Paraje, a Spanish term meaning in English place or spot. Paraje is a term from the original Spanish speaking settlers, in use among English speakers in the southwestern United States, particularly in New Mexico, that refers to a camping place along a long distance trail where travelers customarily stopped for the night. A paraje can be a town, a village or pueblo, a caravanserai, or simply a good location for stopping.

Parajes typically are spaced 10 to 15 miles apart and feature abundant water and fodder for the travelers' animals (oxen, cattle, sheep, donkeys, mules and horses). The early Spanish caravans were largely ox-drawn carts and the oxen and herds of cattle and sheep could only make these short distances in a day without cost to the animals, because they needed to graze for several hours each day to stay in health. Horses and mules could make much longer distances in a day, up to 60 miles without cost to the animal, so long as they had water and grazing, but after a few days would have to graze and rest for a day or two to recover if grazing was not available. In the most arid desert regions of these routes it was sufficient if the paraje had water, scarce at the best of times, but lethal if not available to man or beast, particularly in the hot, dry seasons of the year.

A route between two parajes, that is difficult but must be traversed in one day because there is no water along the way, was known as a jornada. The Jornada del Muerto in New Mexico, probably the oldest and most well known of these jornadas, along the El Camino Real de Tierra Adentro had parajes along its course, from south to north:
- Paraje de Robledo, a paraje with grazing located along the Rio Grande, the last stop before entering the Jornada.
- Paraje de San Diego, a paraje located on a plateau overlooking the water and grazing below in the Rincon Valley on the Rio Grande.
- Paraje del Perrillo, a paraje located where two small waterholes were found in the Jornada in the vicinity of Point of Rocks.,
- La Cruz de Alemán a paraje with only a small, unreliable spring, named for the German fugitive that died of thirst there in 1670.
- Laguna del Muerto, a paraje at a desert playa, seasonally a lake, with grazing along its retreating shoreline.
- Paraje de Fray Cristóbal, a paraje with grazing along the eastern bank of the Rio Grande on the northern end of the Jornada.

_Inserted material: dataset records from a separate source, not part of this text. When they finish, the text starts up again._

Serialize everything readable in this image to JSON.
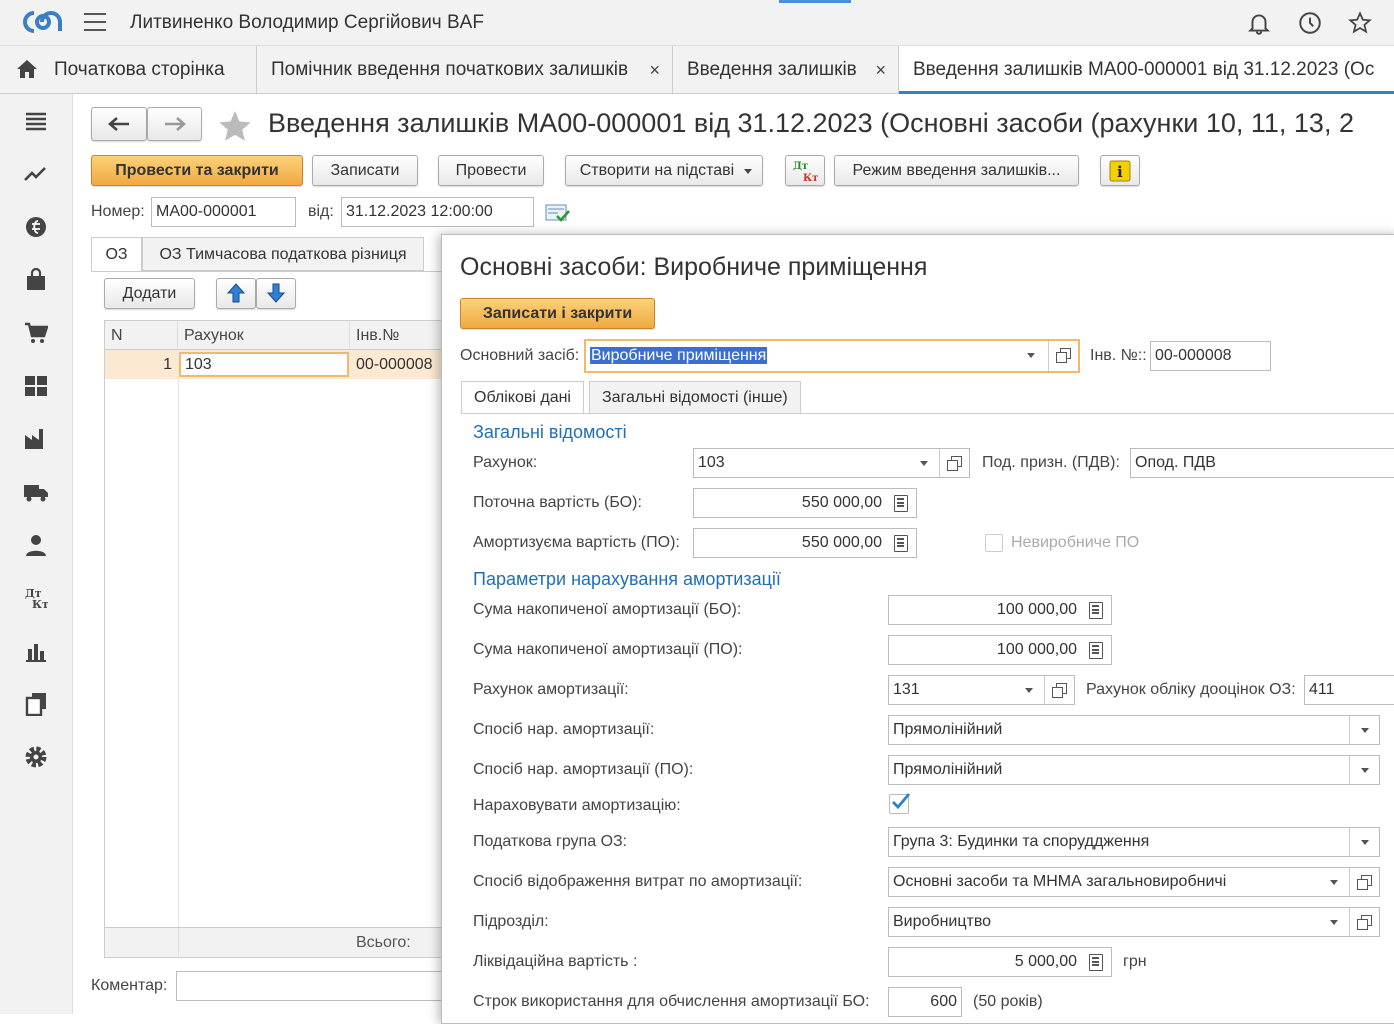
{
  "topbar": {
    "user": "Литвиненко Володимир Сергійович BAF",
    "icons": [
      "bell-icon",
      "history-icon",
      "star-icon"
    ]
  },
  "tabs": [
    {
      "label": "Початкова сторінка"
    },
    {
      "label": "Помічник введення початкових залишків",
      "close": "×"
    },
    {
      "label": "Введення залишків",
      "close": "×"
    },
    {
      "label": "Введення залишків МА00-000001 від 31.12.2023 (Ос"
    }
  ],
  "sidebar": [
    "menu-icon",
    "trend-icon",
    "money-icon",
    "bag-icon",
    "cart-icon",
    "warehouse-icon",
    "factory-icon",
    "truck-icon",
    "person-icon",
    "dtkt-icon",
    "chart-icon",
    "docs-icon",
    "gear-icon"
  ],
  "doc": {
    "title": "Введення залишків МА00-000001 від 31.12.2023 (Основні засоби (рахунки 10, 11, 13, 2",
    "buttons": {
      "post_close": "Провести та закрити",
      "save": "Записати",
      "post": "Провести",
      "create_based": "Створити на підставі",
      "mode": "Режим введення залишків..."
    },
    "number_label": "Номер:",
    "number": "МА00-000001",
    "date_label": "від:",
    "date": "31.12.2023 12:00:00",
    "tabs": [
      "ОЗ",
      "ОЗ Тимчасова податкова різниця"
    ],
    "add": "Додати",
    "grid": {
      "headers": [
        "N",
        "Рахунок",
        "Інв.№"
      ],
      "rows": [
        {
          "n": "1",
          "account": "103",
          "inv": "00-000008"
        }
      ],
      "total": "Всього:"
    },
    "comment_label": "Коментар:"
  },
  "dialog": {
    "title": "Основні засоби: Виробниче приміщення",
    "save_close": "Записати і закрити",
    "asset_label": "Основний засіб:",
    "asset": "Виробниче приміщення",
    "inv_label": "Інв. №::",
    "inv": "00-000008",
    "tabs": [
      "Облікові дані",
      "Загальні відомості (інше)"
    ],
    "general": "Загальні відомості",
    "account_label": "Рахунок:",
    "account": "103",
    "tax_label": "Под. призн. (ПДВ):",
    "tax": "Опод. ПДВ",
    "cur_value_label": "Поточна вартість (БО):",
    "cur_value": "550 000,00",
    "amort_value_label": "Амортизуєма вартість (ПО):",
    "amort_value": "550 000,00",
    "nonprod_label": "Невиробниче ПО",
    "params": "Параметри нарахування амортизації",
    "acc_bo_label": "Сума накопиченої амортизації (БО):",
    "acc_bo": "100 000,00",
    "acc_po_label": "Сума накопиченої амортизації (ПО):",
    "acc_po": "100 000,00",
    "amort_acc_label": "Рахунок амортизації:",
    "amort_acc": "131",
    "reval_label": "Рахунок обліку дооцінок ОЗ:",
    "reval": "411",
    "method_label": "Спосіб нар. амортизації:",
    "method": "Прямолінійний",
    "method_po_label": "Спосіб нар. амортизації (ПО):",
    "method_po": "Прямолінійний",
    "charge_label": "Нараховувати амортизацію:",
    "group_label": "Податкова група ОЗ:",
    "group": "Група 3: Будинки та споруддження",
    "expense_label": "Спосіб відображення витрат по амортизації:",
    "expense": "Основні засоби та МНМА загальновиробничі",
    "dept_label": "Підрозділ:",
    "dept": "Виробництво",
    "liq_label": "Ліквідаційна вартість :",
    "liq": "5 000,00",
    "liq_unit": "грн",
    "term_label": "Строк використання для обчислення амортизації БО:",
    "term": "600",
    "term_note": "(50 років)"
  }
}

The Jornada del Muerto is the most well known of these jornadas, but there were others. One was the jornada between Tucson and the Pima Villages on the Gila River. A second was the El Camino del Diablo, the route across the Sonoran Desert between Caborca, Sonora and the Yuma Crossing. A third was the Anza Trail between the Yuma Crossing and the coastal mountains of Southern California across the Colorado Desert.

In New Mexico, one notable paraje on El Camino Real de Tierra Adentro is El Rancho de las Golondrinas in La Cienega, New Mexico, located between the Rio Grande and Santa Fe, New Mexico, is a museum of an old paraje and of life in old Nuevo México.